日本の地方都市の衰退は止まりません。地域の人々の思い出が詰まった学校も使われなくなり、放置されれば、老朽化して立ち入り禁止の「幽霊屋敷」になるのが目に見えています。ここをもう一度、陸上養殖で輝かせ、地方都市をリデザインするのです。そして、消滅可能性自治体を1つでも救いたい。

エビの養殖には30℃近い水温が必要ですが、山間部などの寒冷地で冬場にそれだけの水温を維持しようとすると、莫大な燃料コストがかかり事業成立が難しい。私は3年間研究を重ね、太陽エネルギーなど熱工学理論を駆使して極めて少ないエネルギーで水温をコントロールできる新技術「シーサイドニュータイプタンク(Seaside New Type Tank)」を発明し、特許を出願しています。さらに、この熱工学の技術を進化させるため、56歳のこの4月から、九州大学大学院総合理工学府「熱エネルギー変換システム学(宮崎隆彦研究室)」に入学、博士号(工学)の取得を目指しつつ、産学連携を推し進めるという新たな挑戦を始めています。私の同世代は子育ても一段落し、守りに入っている風潮がありますが、年齢に関係なく、命ある限り学び、社会に献身する姿勢を周囲にも示していきたいですね。

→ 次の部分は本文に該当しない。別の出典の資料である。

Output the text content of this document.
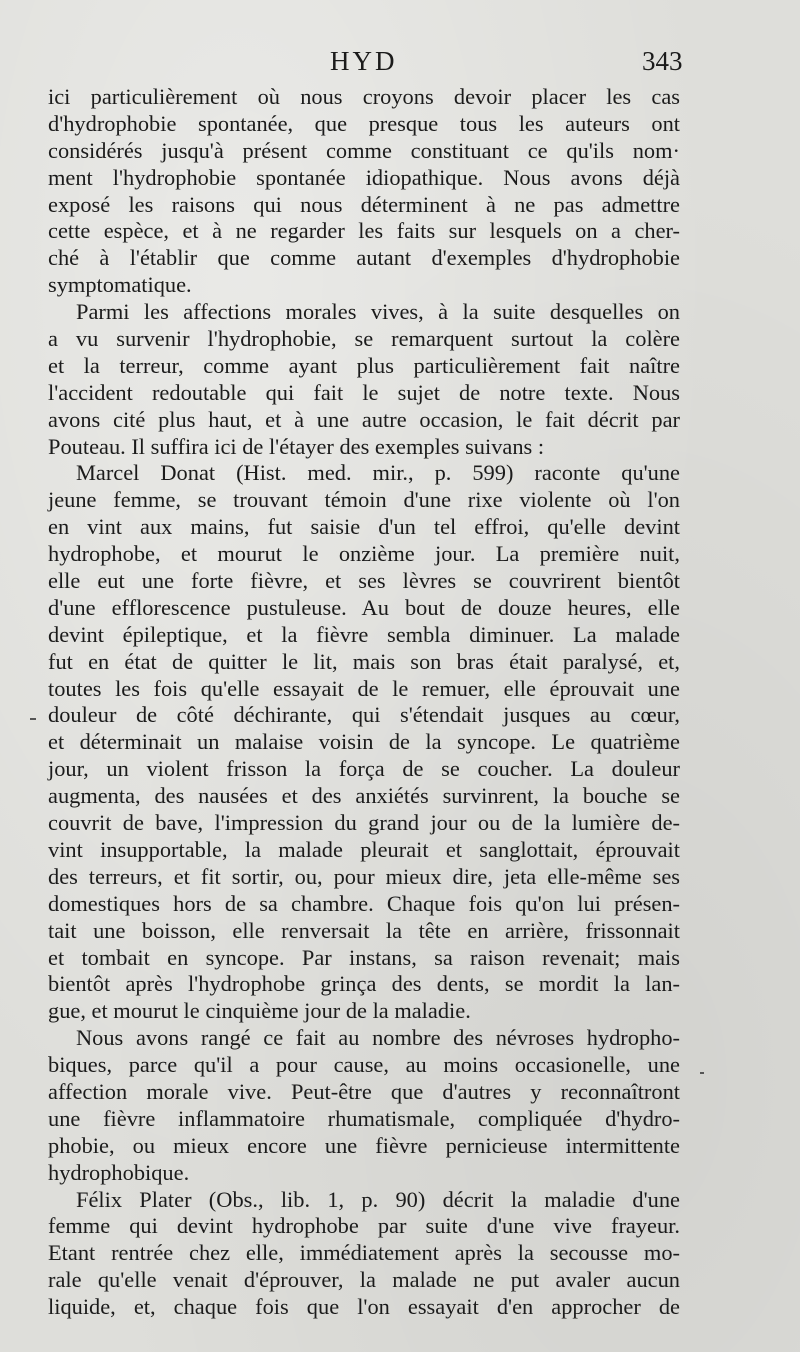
HYD	343
ici particulièrement où nous croyons devoir placer les cas
d'hydrophobie spontanée, que presque tous les auteurs ont
considérés jusqu'à présent comme constituant ce qu'ils nom·
ment l'hydrophobie spontanée idiopathique. Nous avons déjà
exposé les raisons qui nous déterminent à ne pas admettre
cette espèce, et à ne regarder les faits sur lesquels on a cher-
ché à l'établir que comme autant d'exemples d'hydrophobie
symptomatique.
Parmi les affections morales vives, à la suite desquelles on
a vu survenir l'hydrophobie, se remarquent surtout la colère
et la terreur, comme ayant plus particulièrement fait naître
l'accident redoutable qui fait le sujet de notre texte. Nous
avons cité plus haut, et à une autre occasion, le fait décrit par
Pouteau. Il suffira ici de l'étayer des exemples suivans :
Marcel Donat (Hist. med. mir., p. 599) raconte qu'une
jeune femme, se trouvant témoin d'une rixe violente où l'on
en vint aux mains, fut saisie d'un tel effroi, qu'elle devint
hydrophobe, et mourut le onzième jour. La première nuit,
elle eut une forte fièvre, et ses lèvres se couvrirent bientôt
d'une efflorescence pustuleuse. Au bout de douze heures, elle
devint épileptique, et la fièvre sembla diminuer. La malade
fut en état de quitter le lit, mais son bras était paralysé, et,
toutes les fois qu'elle essayait de le remuer, elle éprouvait une
douleur de côté déchirante, qui s'étendait jusques au cœur,
et déterminait un malaise voisin de la syncope. Le quatrième
jour, un violent frisson la força de se coucher. La douleur
augmenta, des nausées et des anxiétés survinrent, la bouche se
couvrit de bave, l'impression du grand jour ou de la lumière de-
vint insupportable, la malade pleurait et sanglottait, éprouvait
des terreurs, et fit sortir, ou, pour mieux dire, jeta elle-même ses
domestiques hors de sa chambre. Chaque fois qu'on lui présen-
tait une boisson, elle renversait la tête en arrière, frissonnait
et tombait en syncope. Par instans, sa raison revenait; mais
bientôt après l'hydrophobe grinça des dents, se mordit la lan-
gue, et mourut le cinquième jour de la maladie.
Nous avons rangé ce fait au nombre des névroses hydropho-
biques, parce qu'il a pour cause, au moins occasionelle, une
affection morale vive. Peut-être que d'autres y reconnaîtront
une fièvre inflammatoire rhumatismale, compliquée d'hydro-
phobie, ou mieux encore une fièvre pernicieuse intermittente
hydrophobique.
Félix Plater (Obs., lib. 1, p. 90) décrit la maladie d'une
femme qui devint hydrophobe par suite d'une vive frayeur.
Etant rentrée chez elle, immédiatement après la secousse mo-
rale qu'elle venait d'éprouver, la malade ne put avaler aucun
liquide, et, chaque fois que l'on essayait d'en approcher de
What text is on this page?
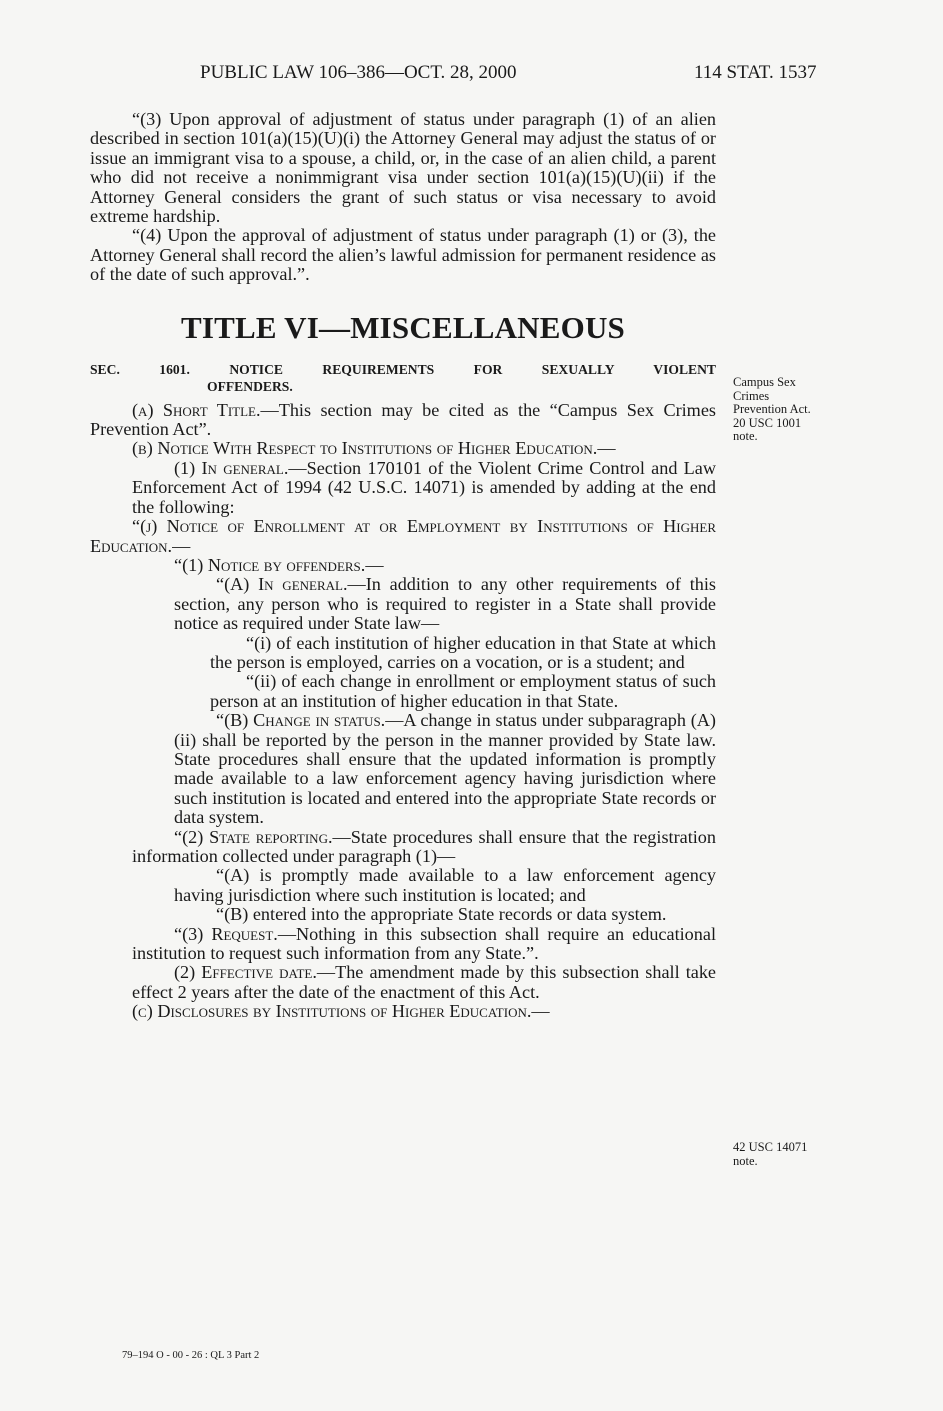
PUBLIC LAW 106–386—OCT. 28, 2000	114 STAT. 1537

“(3) Upon approval of adjustment of status under paragraph (1) of an alien described in section 101(a)(15)(U)(i) the Attorney General may adjust the status of or issue an immigrant visa to a spouse, a child, or, in the case of an alien child, a parent who did not receive a nonimmigrant visa under section 101(a)(15)(U)(ii) if the Attorney General considers the grant of such status or visa necessary to avoid extreme hardship.

“(4) Upon the approval of adjustment of status under paragraph (1) or (3), the Attorney General shall record the alien’s lawful admission for permanent residence as of the date of such approval.”.

TITLE VI—MISCELLANEOUS

SEC. 1601. NOTICE REQUIREMENTS FOR SEXUALLY VIOLENT

OFFENDERS.

(a) Short Title.—This section may be cited as the “Campus Sex Crimes Prevention Act”.

(b) Notice With Respect to Institutions of Higher Education.—

(1) In general.—Section 170101 of the Violent Crime Control and Law Enforcement Act of 1994 (42 U.S.C. 14071) is amended by adding at the end the following:

“(j) Notice of Enrollment at or Employment by Institutions of Higher Education.—

“(1) Notice by offenders.—

“(A) In general.—In addition to any other requirements of this section, any person who is required to register in a State shall provide notice as required under State law—

“(i) of each institution of higher education in that State at which the person is employed, carries on a vocation, or is a student; and

“(ii) of each change in enrollment or employment status of such person at an institution of higher education in that State.

“(B) Change in status.—A change in status under subparagraph (A)(ii) shall be reported by the person in the manner provided by State law. State procedures shall ensure that the updated information is promptly made available to a law enforcement agency having jurisdiction where such institution is located and entered into the appropriate State records or data system.

“(2) State reporting.—State procedures shall ensure that the registration information collected under paragraph (1)—

“(A) is promptly made available to a law enforcement agency having jurisdiction where such institution is located; and

“(B) entered into the appropriate State records or data system.

“(3) Request.—Nothing in this subsection shall require an educational institution to request such information from any State.”.

(2) Effective date.—The amendment made by this subsection shall take effect 2 years after the date of the enactment of this Act.

(c) Disclosures by Institutions of Higher Education.—

Campus Sex
Crimes
Prevention Act.
20 USC 1001
note.
42 USC 14071
note.
79–194 O - 00 - 26 : QL 3 Part 2
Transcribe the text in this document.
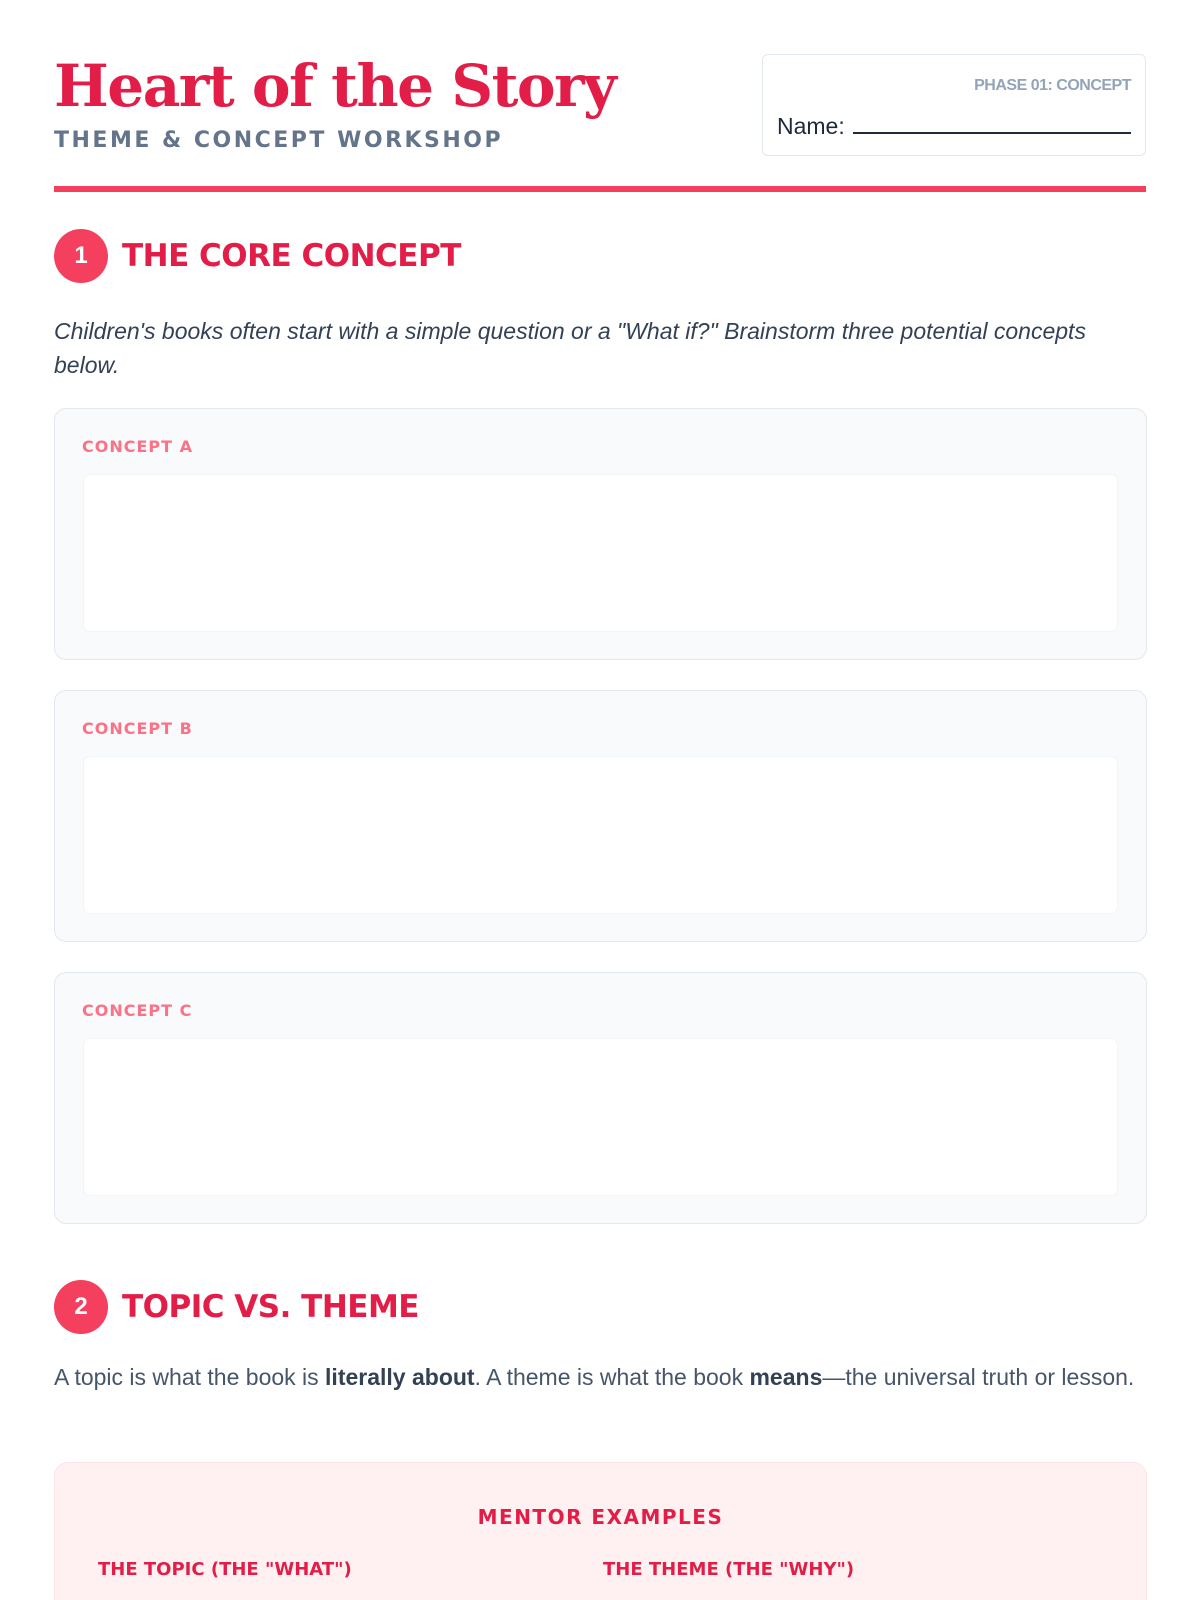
Heart of the Story
THEME & CONCEPT WORKSHOP
PHASE 01: CONCEPT
Name:
1	THE CORE CONCEPT
Children's books often start with a simple question or a "What if?" Brainstorm three potential concepts below.
CONCEPT A
CONCEPT B
CONCEPT C
2	TOPIC VS. THEME
A topic is what the book is literally about. A theme is what the book means—the universal truth or lesson.
MENTOR EXAMPLES
THE TOPIC (THE "WHAT")	THE THEME (THE "WHY")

また、この技術パッケージを持って世界展開も開始しています。2026年6月からは国際協力機構(JICA)の事業として、ベトナムのホーチミンへ今後2年赴き、マングローブ林消失を未然防止する「IoTと超高密度閉鎖循環型技術を活用した持続可能エビ養殖モデル」を構築します。さらに、モンゴルの副首相へ、冬季にはマイナス40℃に達するウランバートル近郊の極寒地で、太陽エネルギーだけで水温を保つ陸上養殖および水処理システムの導入を提案しています。寒冷地(モンゴル)と熱帯地(ベトナム)の2つのモデルケースを足がかりに、世界規模で持続可能な陸上養殖システムを社会実装していきます。

信条は「目の前の課題に全力体当たり」障害から逃げない、志高き仲間と共に歩みたい

――最後に、平野様が一緒に働きたいと考える人材の条件や、これだけは譲れないという信条などあれば教えてください。

現在、会社の運営は共同代表である妻と2人で実務を回しています。利益は出ているものの、人に教える時間があるなら自分が1日17時間働いた方が早いというスタンスでここまで走ってきました。まさに、オーナーズ・トラップの真っただ中にいます。今後、共に右腕として働く仲間を迎えるとするならば、求める条件はシンプルです。「正直な人」、そして「目の前の課題に全力体当たりできる人、業務遂行に伴う障害から逃げない人」です。

今の社会は分業化が進みすぎて、あらゆる分野がタコツボ化しています。モノゴトを基本的原理から眺めたり、宇宙規模の世界観から眺められる視座があれば、大きなアドバンテージです。さらに、量子力学が証明しているように、想いはエネルギーであり、目の前に立ちはだかる問題・課題は「自分への試されごと」といえます。成長の度に、試されごとのレベル感(障害の難易度)が上がります。障害を乗り越えるごとに、その難易度と等価の成果が待っています。この法則を信じ、目の前の障害に愚直に向き合える昭和の国士のような、克己心のカタマリのような人間こそが、AIを凌駕し、これからの時代に社会を変えていける人財と信じます。

――リフレッシュ方法があれば教えてください。

普段は戦略と技術(発明)のことばかり考えていますが、たまに妻と外食に行くことがいいリフレッシュになっています。ですが私は、私の志が、ライフワークそのものであり、自事業をやっていられることが一番の幸せです。